Figure EV3. Evi is ubiquitinated and degraded from the ER by the proteasome.

1. HEK293T cells were transfected with the indicated expression constructs and treated with Bafilomycin A (Bafilo) in the indicated concentrations for 24 h. Lysosomal inhibition additionally increased Evi protein on top of Wnt3A expression indicating that Evi is degraded by the lysosome also in the presence of Wnt proteins.
2. HEK293T cells were transfected with Wnt3A or IGFBP5‐V5 expression plasmids and treated for 24 h with DMSO, MG132, or bortezomib in the indicated concentrations.

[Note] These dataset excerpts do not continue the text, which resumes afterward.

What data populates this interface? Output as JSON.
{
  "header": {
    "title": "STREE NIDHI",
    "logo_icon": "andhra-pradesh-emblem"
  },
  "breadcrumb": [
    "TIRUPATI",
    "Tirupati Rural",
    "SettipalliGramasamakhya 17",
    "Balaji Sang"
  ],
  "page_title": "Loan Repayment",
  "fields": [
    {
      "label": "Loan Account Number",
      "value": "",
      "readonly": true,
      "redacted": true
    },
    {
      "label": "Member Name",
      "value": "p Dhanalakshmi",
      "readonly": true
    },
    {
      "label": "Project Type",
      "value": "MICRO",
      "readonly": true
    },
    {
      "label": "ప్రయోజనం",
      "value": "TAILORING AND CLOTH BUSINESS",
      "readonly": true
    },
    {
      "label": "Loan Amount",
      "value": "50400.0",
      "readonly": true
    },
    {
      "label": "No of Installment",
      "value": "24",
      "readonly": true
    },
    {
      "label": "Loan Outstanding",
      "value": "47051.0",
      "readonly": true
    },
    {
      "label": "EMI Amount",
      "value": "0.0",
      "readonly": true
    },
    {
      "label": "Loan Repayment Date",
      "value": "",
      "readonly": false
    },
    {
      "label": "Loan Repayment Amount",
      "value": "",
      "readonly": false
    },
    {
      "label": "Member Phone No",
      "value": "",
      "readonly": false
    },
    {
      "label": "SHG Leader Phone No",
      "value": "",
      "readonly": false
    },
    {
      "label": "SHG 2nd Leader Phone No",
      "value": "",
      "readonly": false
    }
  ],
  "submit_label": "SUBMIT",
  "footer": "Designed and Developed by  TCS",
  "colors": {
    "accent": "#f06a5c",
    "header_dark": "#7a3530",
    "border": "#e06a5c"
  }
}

3. Following MG132 treatment (1 μM for 24 h), poly‐ubiquitinated proteins were precipitated using TUBE2 agarose and incubated with DUB buffer, supplemented with the catalytic domain of the DUB enzyme USP2, if indicated. The precipitates were assayed for endogenous Evi or K48 poly‐ubiquitin. Ctrl agarose beads were used to confirm specificity of the TUBE2 assay for ubiquitinated proteins.
4. HEK293T cells were transfected with the indicated overexpression constructs and treated with 5 μM LGK974 for 48 h, if indicated. Secreted Wnt3A proteins were precipitated from conditioned medium and analyzed via immunoblotting. Compared to wild‐type Wnt3A, Wnt3A‐KDEL is not secreted into the medium affirming cellular retention. HSC70 served as loading control. All Western blots are representative of three independent experiments.
5. Upon VCP knockdown in HEK293T cells using single or pooled siRNAs, Evi and VCP mRNA were analyzed via qRT–PCR. mRNA levels are shown as mean ± s.d. relative to GAPDH mRNA levels from three independent experiments.

Source data are available online for this figure.